The Master's dismissal of Idaho's calculations reflects an undue skepticism where statistics are concerned. The linear least squares regression method that the Master concluded was "of little value in making predictions," id., at 41, for instance, can indeed have predictive value, if used properly. See, e.g., W. Hays, Statistics § 10.4 (3d ed. 1981). Courts can rely on the same sort of calculations that agencies charged by the States with management of fisheries perform.

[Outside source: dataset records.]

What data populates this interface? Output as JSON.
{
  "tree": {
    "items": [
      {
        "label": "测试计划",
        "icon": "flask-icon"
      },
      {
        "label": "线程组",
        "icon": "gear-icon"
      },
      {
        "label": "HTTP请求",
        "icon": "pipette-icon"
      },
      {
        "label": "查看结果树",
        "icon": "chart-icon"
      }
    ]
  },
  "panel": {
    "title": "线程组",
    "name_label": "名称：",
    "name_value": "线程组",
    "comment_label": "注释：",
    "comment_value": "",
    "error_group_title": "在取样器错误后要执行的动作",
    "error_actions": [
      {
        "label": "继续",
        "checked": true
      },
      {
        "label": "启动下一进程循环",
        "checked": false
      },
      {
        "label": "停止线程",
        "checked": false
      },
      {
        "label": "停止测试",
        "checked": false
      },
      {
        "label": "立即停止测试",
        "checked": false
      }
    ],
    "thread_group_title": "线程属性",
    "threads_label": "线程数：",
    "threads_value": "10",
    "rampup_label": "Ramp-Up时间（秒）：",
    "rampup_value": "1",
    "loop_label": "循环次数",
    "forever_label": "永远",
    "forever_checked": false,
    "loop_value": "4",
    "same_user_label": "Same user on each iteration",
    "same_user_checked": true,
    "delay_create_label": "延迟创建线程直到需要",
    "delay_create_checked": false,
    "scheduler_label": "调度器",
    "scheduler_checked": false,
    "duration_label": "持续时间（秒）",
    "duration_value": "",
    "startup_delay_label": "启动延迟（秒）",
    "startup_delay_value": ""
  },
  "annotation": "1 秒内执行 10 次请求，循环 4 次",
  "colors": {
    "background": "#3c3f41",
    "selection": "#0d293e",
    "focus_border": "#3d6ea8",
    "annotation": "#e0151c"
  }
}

The Five-Year Plan of the parties to the Sohappy litigation expired in 1982, see Report of Special Master 11. The Plan had required the defendants to take certain actions that tended to preserve the runs. Id., at 35. Although the Plan was never adequate to protect Idaho, since it was not a party to the Plan, id., at 10, the expiration makes the need for relief, if there has been an injury, even more urgent.
Since the Master failed to quantify Idaho's right in the anadromous fish, he was unable to determine whether Idaho suffered any injury entitling it to a remedy. I would remand to allow the Master to apply our precedents on equitable apportionment to determine the extent of Idaho's rights, and, if appropriate, to devise a remedy protecting those rights.